Es de todos conocido que San Valentín es una falacia, la falacia del amor satinado. El amor se revela en cualquier jornada del año y no necesita el almíbar del día catorce. Este año de pandemia, sin embargo, la cita nos sirve para medir la nueva calidad del amor, leemos el contador del afecto como si fuera el pluviómetro y nos preguntamos si hay sequía. La falta de contacto físico no debería notarse pero lo parece. ¿Se nota?
Lo cierto es que el amor es una sustancia intuida, un espectro revelado que no necesita reactivos ni campañas del Corte Inglés para precipitarse. No hablo sólo del amor erótico, el más dañado en San Valentín. Pienso en todo tipo de amor, el que cuece a fuego lento y el que abarca un gesto solidario o un cuidado concienzudo, una ternura de barrio o un arrebato pasional. El compañero que apoya en el trabajo, una confesión del hijo adolescente, el arrumaco inesperado del marido o el whatsapp que pregunta a qué hora llegas a casa. Se quiere todo el año y se quiere bien, a cara descubierta, de forma nutritiva y sostenible, gota a gota. De hecho este año se han visto cotas insólitas de solidaridad que no se sabe dónde irán, como los abrazos. Pero en San Valentín se programa el empacho y nadie sale indemne, cuesta un esfuerzo no acabar el día lamiéndose las heridas. Es curioso que sea la fecha en que más desamor se mide: todo lo arruinan las expectativas.

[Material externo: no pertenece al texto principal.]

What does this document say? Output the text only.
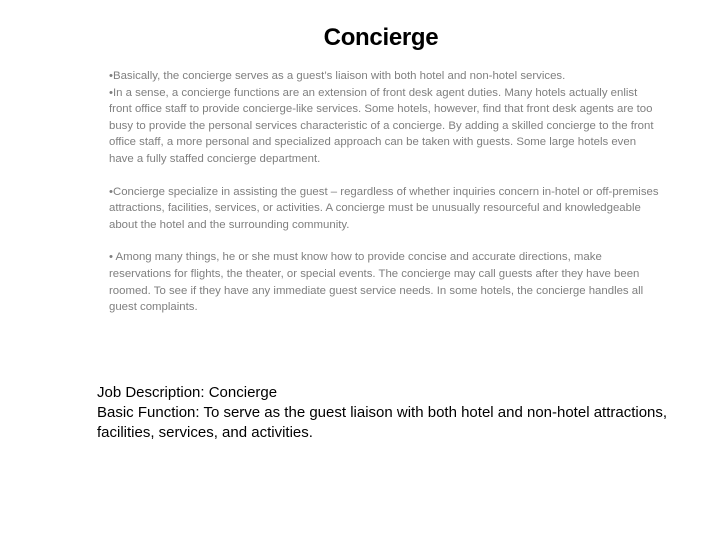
Concierge

•Basically, the concierge serves as a guest’s liaison with both hotel and non-hotel services.

•In a sense, a concierge functions are an extension of front desk agent duties. Many hotels actually enlist front office staff to provide concierge-like services. Some hotels, however, find that front desk agents are too busy to provide the personal services characteristic of a concierge. By adding a skilled concierge to the front office staff, a more personal and specialized approach can be taken with guests. Some large hotels even have a fully staffed concierge department.

•Concierge specialize in assisting the guest – regardless of whether inquiries concern in-hotel or off-premises attractions, facilities, services, or activities. A concierge must be unusually resourceful and knowledgeable about the hotel and the surrounding community.

• Among many things, he or she must know how to provide concise and accurate directions, make reservations for flights, the theater, or special events. The concierge may call guests after they have been roomed. To see if they have any immediate guest service needs. In some hotels, the concierge handles all guest complaints.

Job Description: Concierge

Basic Function: To serve as the guest liaison with both hotel and non-hotel attractions, facilities, services, and activities.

“¿Estás triste porque no tienes novio? ─pregunta Rocío a la perra─ No te preocupes, es todo una tontería”. Me largo de su habitación antes de que sepa que la espío y me pregunto qué hace sentirse a las niñas tan fracasadas sin pareja, qué tipo de monstruo alimentamos. Observo cada año cómo las amigas se obsequian con cartitas y corazones, se intercambien emoticonos rosas, ¿tan mal seguimos las mujeres de autoestima? Los chicos se insultan en Instagram, las chicas hacen recuento de piropos. Siempre nos hemos defendido como lobas entre amigas, nos jaleamos sin filtro, qué guapa, mira qué mona, hay que ver lo joven te hace ese corte de pelo. Pensaba que cuanto más viejas más coba nos dábamos pero observo que ya es un hábito temprano. Este empoderamiento a perpetuidad se hace ya muy sospechoso, ¿de qué nos hemos liberado?

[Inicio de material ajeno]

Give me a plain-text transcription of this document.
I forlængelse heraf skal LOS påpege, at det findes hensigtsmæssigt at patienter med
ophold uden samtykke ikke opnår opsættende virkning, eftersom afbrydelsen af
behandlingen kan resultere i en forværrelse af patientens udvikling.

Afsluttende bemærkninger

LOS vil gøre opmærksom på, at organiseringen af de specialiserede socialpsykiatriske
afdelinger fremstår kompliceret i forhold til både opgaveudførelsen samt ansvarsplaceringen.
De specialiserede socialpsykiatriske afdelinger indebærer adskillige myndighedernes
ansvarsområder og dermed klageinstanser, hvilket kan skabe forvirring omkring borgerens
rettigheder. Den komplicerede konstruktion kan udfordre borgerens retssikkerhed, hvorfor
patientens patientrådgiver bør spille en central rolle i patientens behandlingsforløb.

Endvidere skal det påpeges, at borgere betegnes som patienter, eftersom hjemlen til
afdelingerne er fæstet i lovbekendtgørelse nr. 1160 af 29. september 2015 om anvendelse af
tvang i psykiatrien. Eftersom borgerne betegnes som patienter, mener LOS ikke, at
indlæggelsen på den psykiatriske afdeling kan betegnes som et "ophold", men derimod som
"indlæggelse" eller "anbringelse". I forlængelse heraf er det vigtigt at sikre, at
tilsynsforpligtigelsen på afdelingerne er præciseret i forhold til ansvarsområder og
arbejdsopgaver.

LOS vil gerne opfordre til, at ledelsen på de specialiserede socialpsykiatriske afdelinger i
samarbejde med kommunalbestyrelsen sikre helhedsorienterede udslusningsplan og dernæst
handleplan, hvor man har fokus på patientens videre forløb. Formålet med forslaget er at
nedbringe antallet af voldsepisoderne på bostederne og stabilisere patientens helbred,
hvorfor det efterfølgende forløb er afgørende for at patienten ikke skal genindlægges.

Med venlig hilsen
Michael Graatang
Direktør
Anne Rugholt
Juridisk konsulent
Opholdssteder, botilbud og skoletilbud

Yo acumulo bonus de expectativas porque coincide con mi cumpleaños. De niña era un día a mitad del mes de acuario, una fecha plana y proclive a la lluvia o el frío. Desde que el Mr Wonderful del amor escribe el guión de la jornada todo es doblemente difícil de sortear, una cita apta para funambulistas. Cualquier gesto está bajo sospecha y en cuanto alguien deja de hacerme la pelota un instante me siento despechada, resucita la adolescente plantada que toda mujer lleva dentro y que nunca madurará.

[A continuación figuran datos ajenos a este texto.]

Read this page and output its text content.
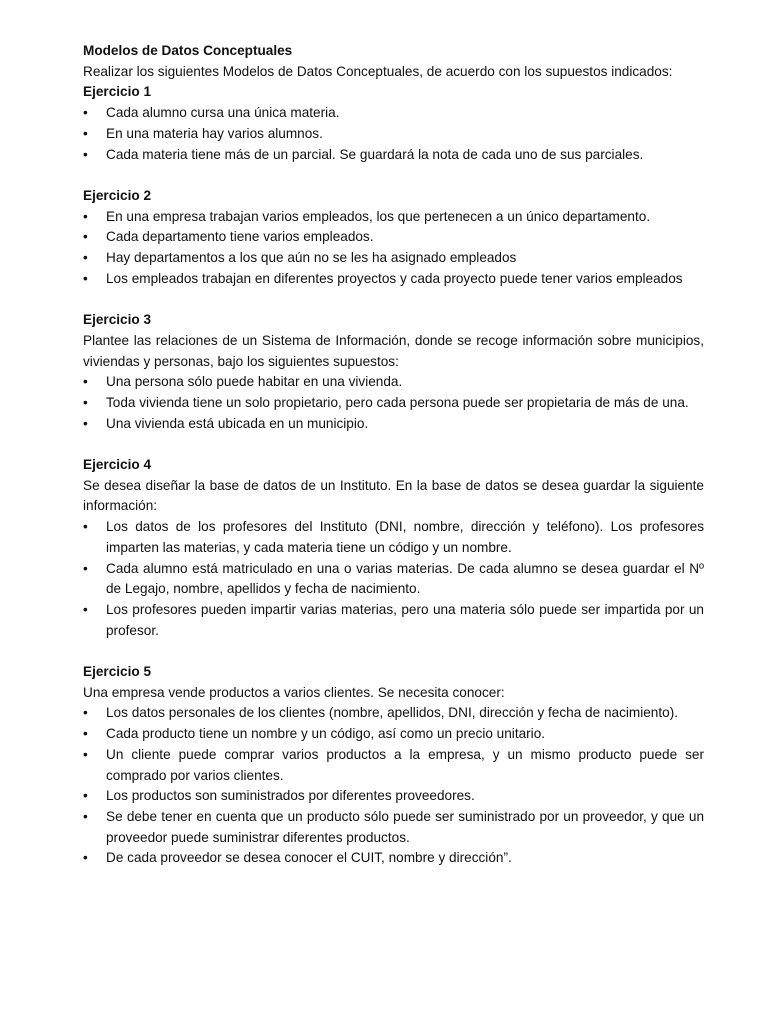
Modelos de Datos Conceptuales
Realizar los siguientes Modelos de Datos Conceptuales, de acuerdo con los supuestos indicados:
Ejercicio 1
•	Cada alumno cursa una única materia.
•	En una materia hay varios alumnos.
•	Cada materia tiene más de un parcial. Se guardará la nota de cada uno de sus parciales.
Ejercicio 2
•	En una empresa trabajan varios empleados, los que pertenecen a un único departamento.
•	Cada departamento tiene varios empleados.
•	Hay departamentos a los que aún no se les ha asignado empleados
•	Los empleados trabajan en diferentes proyectos y cada proyecto puede tener varios empleados
Ejercicio 3
Plantee las relaciones de un Sistema de Información, donde se recoge información sobre municipios, viviendas y personas, bajo los siguientes supuestos:
•	Una persona sólo puede habitar en una vivienda.
•	Toda vivienda tiene un solo propietario, pero cada persona puede ser propietaria de más de una.
•	Una vivienda está ubicada en un municipio.
Ejercicio 4
Se desea diseñar la base de datos de un Instituto. En la base de datos se desea guardar la siguiente información:
•	Los datos de los profesores del Instituto (DNI, nombre, dirección y teléfono). Los profesores imparten las materias, y cada materia tiene un código y un nombre.
•	Cada alumno está matriculado en una o varias materias. De cada alumno se desea guardar el Nº de Legajo, nombre, apellidos y fecha de nacimiento.
•	Los profesores pueden impartir varias materias, pero una materia sólo puede ser impartida por un profesor.
Ejercicio 5
Una empresa vende productos a varios clientes. Se necesita conocer:
•	Los datos personales de los clientes (nombre, apellidos, DNI, dirección y fecha de nacimiento).
•	Cada producto tiene un nombre y un código, así como un precio unitario.
•	Un cliente puede comprar varios productos a la empresa, y un mismo producto puede ser comprado por varios clientes.
•	Los productos son suministrados por diferentes proveedores.
•	Se debe tener en cuenta que un producto sólo puede ser suministrado por un proveedor, y que un proveedor puede suministrar diferentes productos.
•	De cada proveedor se desea conocer el CUIT, nombre y dirección”.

Este será el primer San Valentín en pandemia y no sabemos aún cómo saldremos parados. Al cabo de un año sin abrazos nos tratamos de forma desengrasada, mate, y lo cierto es que nos aguantamos peor. El afecto está, se le sabe vivo, pero la distancia mata el lubricante natural de la convivencia. Las grietas se hacen profundas en el suelo cuarteado de la sequía. Sequía de piel. Añoranza de ese hueco específico entre la clavícula y el cuello que es un mirador de lujo para ver el alma del abrazado. Hace ya un año que no podemos encajar la cara en ese punto y disfrutar de las vistas: desde ahí se capta el nudo del querer. El abrazo empieza a ser gustoso con la sensación de límite, de cuerpo que se aprieta y ensancha, de frontera no traspuesta. Supone catar el macizo del otro cuerpo, desmentir el vacío y hacer tope con aquel al que se quiere. Se contagia el calor, la tersura del cuerpo, el aroma que desciende desde atrás de las orejas. Se contagia la presencia.
El amor no se ha terminado, lo que falta es la piel. Una amiga se queja de que lleva un año sin acariciar a sus padres y yo medito en silencio que podrían incluso morirse con la última caricia caducada. Yo también puedo perder así a los míos. Callo hasta que el pensamiento me atraviesa y se disuelve como una nube pequeña sobre un prado callado de agosto. “En algún lugar están esos abrazos…” la consuelo. Ponerse lírica siempre llena un vacío, dispara todo hacia otro plano. “A principios del siglo XVI ─leo a Borges en un célebre prólogo─, Ludovico Ariosto imaginó que un paladín descubre en la Luna todo lo que se pierde en la Tierra, las lágrimas y suspiros de los amantes, el tiempo malgastado en el juego, los proyectos inútiles y los no saciados anhelos” ¿Quién los bajará de allí para nosotros? Y, hasta entonces, ¿en qué nos convertiremos?